榮譽的浪潮,帶來了它的副產品~"別人的嫉妒。俗話說:“人怕出名豬怕壯。”人一有了名氣,羨慕者、擁護者固然大有人在;但是,嫉妒者,造謠中傷者,也終究不乏其人。這是我國古代的常見現象,外國也有類似情形。盛名之下的居裏夫人,當然也沒有逃過這一命運。

盡管居裏夫人再三推辭榮譽,但是,她在社會上,國內外,仍然是譽聲四起。這就使得一些不學無術而又好大喜功者,或雖有小成就而自以為是豐功偉績者,或眼見他人有成就而自己眼紅者,或因個人私利未到手而耿耿於懷者,或雖無惡意但喜歡嘰嘰喳喳地議論別人的小市民者流,掀起了一陣中傷居裏夫人的聲浪,在精神上摧殘她。

她最早受到嫉妒時,她的丈夫居裏先生還在世。當他們夫婦在小棚屋中發現了鐳的時候,居裏夫人本人還沒有正式工作,隻靠丈夫一人在理化學校掙來的薪金度日,經濟的困難是很大的。居裏多麼希望辭去理化學校教職,專門從事研究啊!解決這個問題的最好辦法是,能夠謀取到巴黎大學索爾本講座的一個教授職務,如果再加上一個實驗室,就完美無缺了。

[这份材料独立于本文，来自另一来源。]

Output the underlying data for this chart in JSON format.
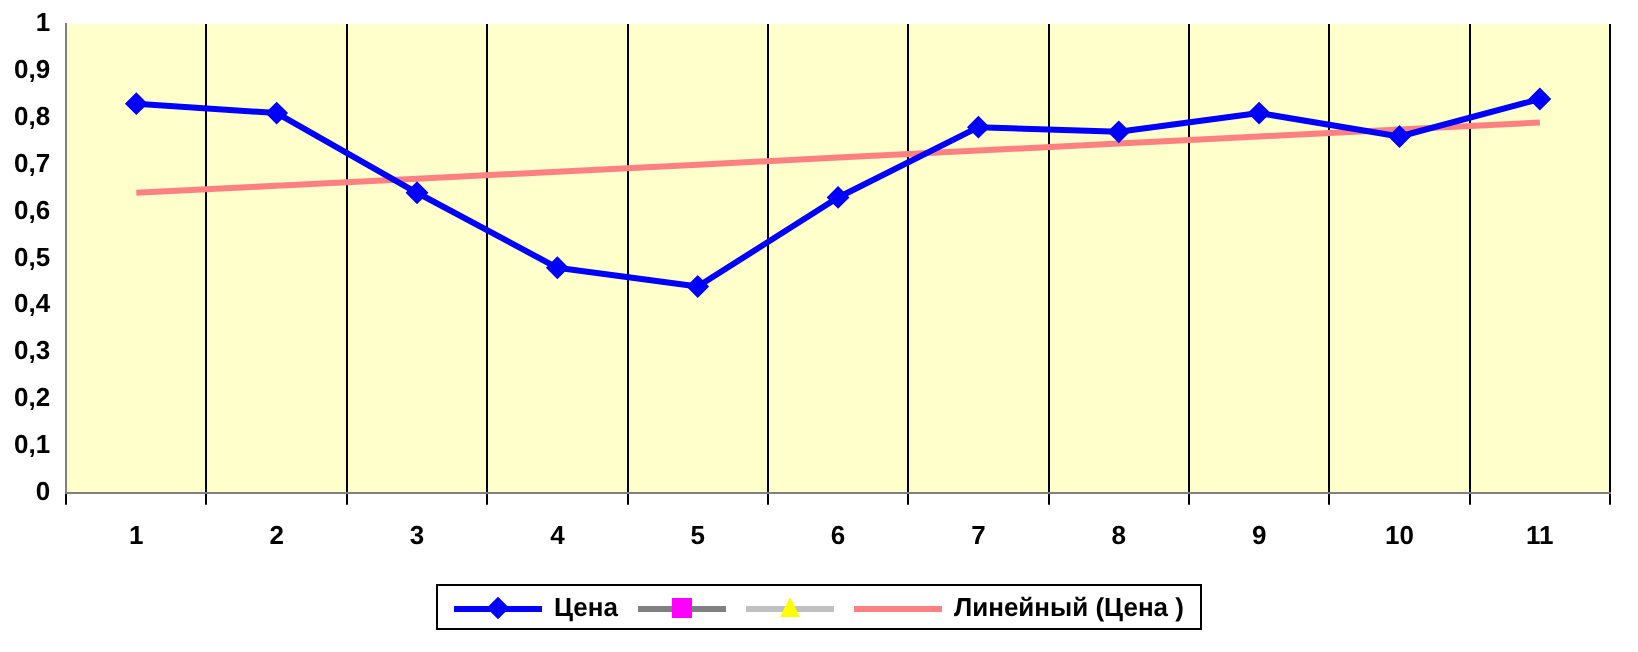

以居裏先生的才華、學識、成就,完全可以勝任教授之職。但是,一些成就和才華都遠遠不及居裏先生的人,憑借著手中的權力和影響,反對居裏擔任教授,並且提出了一個可笑的理由,說什麼居裏先生雖有成就,但這不屬於“物理”學範圍;說居裏先生雖有才華,但他沒有讀過“師範”,不熟悉教學情況雲雲。

等到居裏夫婦獲得了諾貝爾獎金,外國的大學紛紛來函來電聘請他們去擔任教授、做學術講演時,保守的索爾本學院才肯把教授的職位給予居裏先生。可是,又不給他實驗室,更不給他配助手。令人遺憾的是直到居裏先生逝世,也沒有得到他終生盼望的實驗室。一些持正義感的教授和院士們,再三鼓勵居裏先生申請加人巴黎大學理學博士院。這個博士院,雖然與居裏所研究的課題完全對口,不存在什麼“範圍”不同的問題,但是,仍有一些具有“大人物”身分和“小人物”心理的人,說居裏不親自登門一一拜訪院士們,就是“驕傲自大”。結果,居裏落了選。居裏夫婦之所以在前程和人事關係方麵迭遭挫折,正如他們的小女兒艾芙,居裏所指出的:第一是由於他們有才能,在人與人的競爭中,才能本身就會激起一種隱藏的敵人;第二,他不懂得怎樣討好人,怎樣為自己吹噓,怎樣用陰謀詭計;第三,他過於謙遜,不會宣揚自己已有的成就和資格。於是,導致了失敗。